According to Elizabeth Schaeffer Brown, a board member on the Digital Citizen Fund (DCF), the parent organization of the girls’ team, she and the DCF founder had been working with Qatar since the beginning of August when it became clear that Taliban would come into power.

“The flight out of Kabul was only at the very end of a journey in which safety was always a concern… Ultimately the girls ‘rescued’ themselves. If it were not for their hard work and courage to pursue an education, which brought them in contact with the world, they would still be trapped. We need to continue to support them and others like them,” Brown said.

No country for women

In an Instagram post, Reneau stated that she was receiving “heartbreaking messages” from many women in Afghanistan. Educated females are apparently being “fired from their jobs and are in hiding.” The post contained a screenshot of messages from an Afghan woman who requested Reneau for help to flee the country. The woman said that the Taliban “looks at us” as an enemy. Reneau is currently working to get 25 more Afghan girls from the robotics team to safety.

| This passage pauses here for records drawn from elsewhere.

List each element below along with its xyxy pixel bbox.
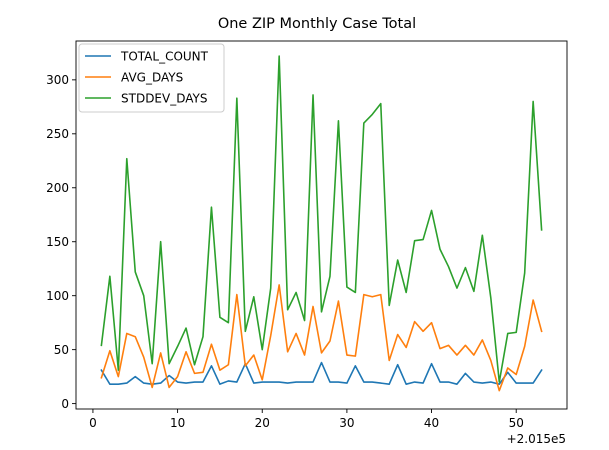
y-tick-label: 150 — [46, 235, 69, 249]
y-tick-label: 50 — [54, 343, 69, 357]
x-tick-label: 50 — [509, 416, 524, 430]
y-tick-label: 250 — [46, 127, 69, 141]
series-line-avg-days — [100, 284, 543, 392]
series-layer — [100, 55, 543, 392]
x-tick-label: 10 — [170, 416, 185, 430]
x-tick-label: 0 — [89, 416, 97, 430]
legend: TOTAL_COUNT AVG_DAYS STDDEV_DAYS — [78, 43, 225, 113]
y-tick-label: 100 — [46, 289, 69, 303]
y-tick-label: 300 — [46, 73, 69, 87]
x-tick-label: 20 — [255, 416, 270, 430]
x-tick-label: 40 — [424, 416, 439, 430]
legend-box — [78, 43, 225, 113]
legend-label: TOTAL_COUNT — [120, 49, 209, 63]
series-line-stddev-days — [100, 55, 543, 383]
y-axis: 0 50 100 150 200 250 300 — [46, 73, 76, 411]
legend-label: STDDEV_DAYS — [121, 91, 207, 105]
x-tick-label: 30 — [339, 416, 354, 430]
y-tick-label: 200 — [46, 181, 69, 195]
x-axis-offset-label: +2.015e5 — [507, 432, 566, 446]
y-tick-label: 0 — [61, 397, 69, 411]
legend-label: AVG_DAYS — [121, 70, 183, 84]
x-axis: 0 10 20 30 40 50 — [89, 409, 524, 430]
chart-title: One ZIP Monthly Case Total — [218, 16, 416, 32]
axes-frame — [75, 40, 568, 410]
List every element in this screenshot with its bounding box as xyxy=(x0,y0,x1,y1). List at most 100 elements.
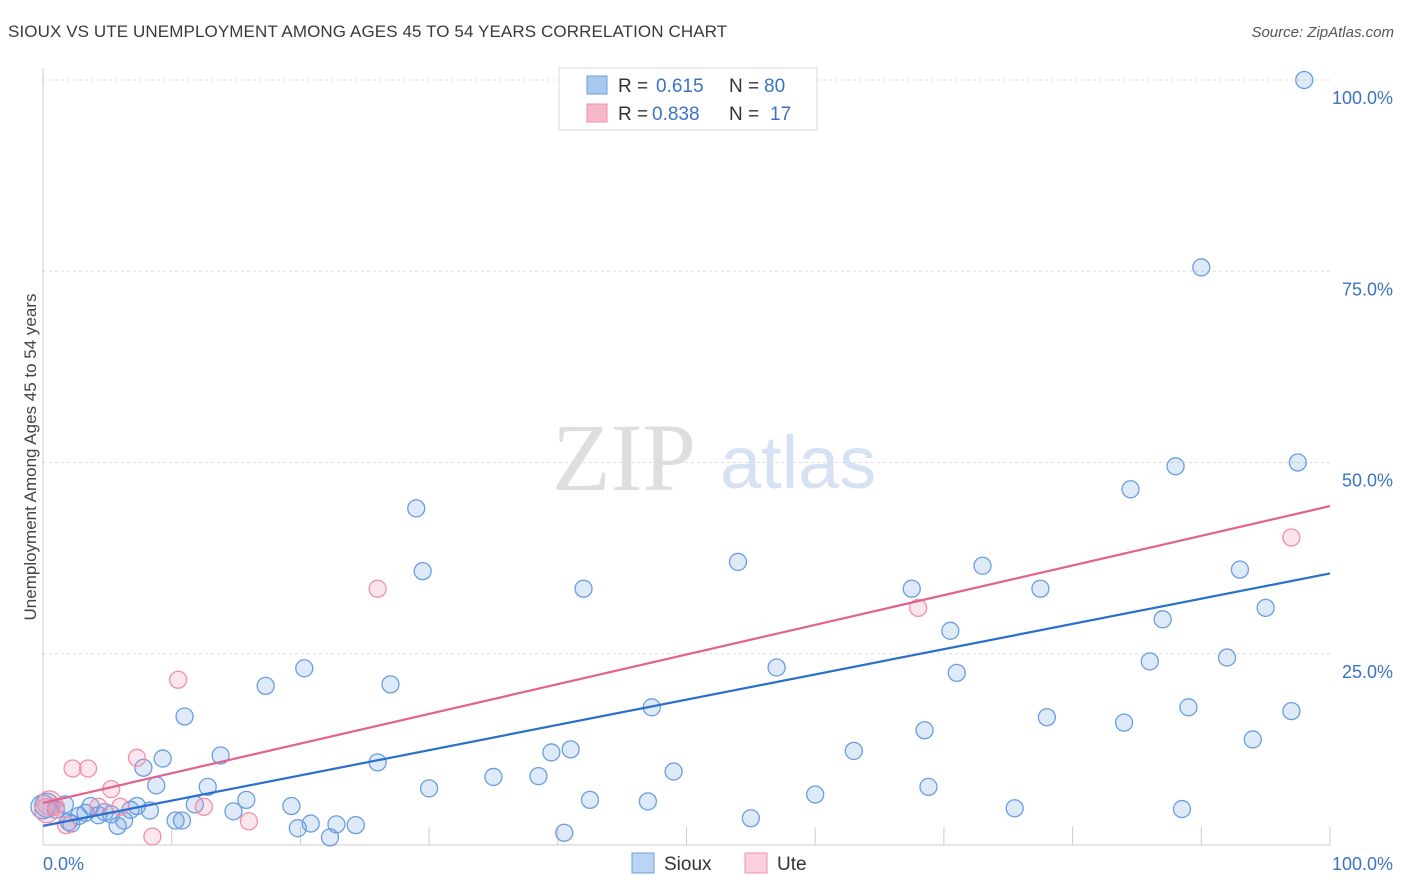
sioux-point-74 xyxy=(1256,598,1275,617)
bottom-legend-label-ute: Ute xyxy=(777,854,807,875)
sioux-point-65 xyxy=(1140,652,1159,671)
sioux-point-37 xyxy=(413,561,432,581)
sioux-point-20 xyxy=(175,707,194,726)
bottom-legend: Sioux Ute xyxy=(631,852,807,875)
sioux-point-50 xyxy=(741,809,760,828)
ute-point-3 xyxy=(63,759,82,778)
ute-points xyxy=(34,528,1301,846)
ute-point-11 xyxy=(194,797,214,816)
sioux-point-35 xyxy=(381,675,400,694)
sioux-point-23 xyxy=(211,746,230,765)
y-axis-label: Unemployment Among Ages 45 to 54 years xyxy=(21,294,40,621)
sioux-point-59 xyxy=(973,556,992,575)
bottom-legend-label-sioux: Sioux xyxy=(664,854,712,875)
sioux-trend-line xyxy=(42,572,1331,827)
x-tick-label-max: 100.0% xyxy=(1332,854,1393,874)
sioux-point-66 xyxy=(1153,610,1172,629)
sioux-point-55 xyxy=(915,721,934,740)
ute-point-15 xyxy=(1282,528,1301,547)
legend-r-value-sioux: 0.615 xyxy=(656,76,704,97)
sioux-point-16 xyxy=(147,776,166,795)
ute-point-4 xyxy=(78,759,98,778)
sioux-point-58 xyxy=(947,663,966,683)
bottom-legend-swatch-sioux xyxy=(631,852,655,874)
sioux-point-53 xyxy=(844,741,863,761)
y-tick-label-1: 50.0% xyxy=(1342,471,1393,491)
sioux-point-36 xyxy=(407,499,426,518)
sioux-point-77 xyxy=(1295,70,1314,90)
ute-point-1 xyxy=(46,797,66,816)
sioux-point-49 xyxy=(728,552,748,572)
y-tick-label-3: 100.0% xyxy=(1332,88,1393,108)
ute-point-8 xyxy=(127,748,147,767)
legend-swatch-sioux xyxy=(586,75,608,95)
trend-lines xyxy=(42,505,1331,827)
y-tick-labels: 25.0% 50.0% 75.0% 100.0% xyxy=(1332,88,1393,682)
sioux-point-51 xyxy=(767,658,786,677)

Though the Taliban has announced that it would ensure women’s rights are protected under the regime, not many trust such statements. “There’s already a level of fear of not being able to go to the street, of not being able to go to university tomorrow, of not being able to go to work next week, next year,” Inna Michaeli, director of programs at the Association for Women’s Rights in Development, said to NBC News

In an interview with CNBC, Brookings Institution researcher Vanda Felbab-Brown said that there is “no chance” that the current freedoms for women existing in Afghanistan will be preserved under Taliban rule.

“Are we going to end up in the most horrible situation — the way the Taliban ruled … in the 1990s? Or are we looking at freedoms and restrictions, perhaps similar to something like Saudi Arabia or Iran… We are clearly looking at a significant reduction in political, social freedoms for all actors — not just women, but particularly for women,” Felbab-Brown said.

Heather Barr, interim co-director of the Women’s Rights Division at Human Rights Watch, stated in an August 17 article that there is a “major disconnect” between what the Taliban says to the media and what happens in reality. She pointed out that the Taliban’s local commanders have shut down girls’ schools in recent months. Though the Taliban spokesman has pledged to respect women’s rights, “his claims ring more hollow than ever,” the article said. 

Reneau’s 11 children include nine daughters.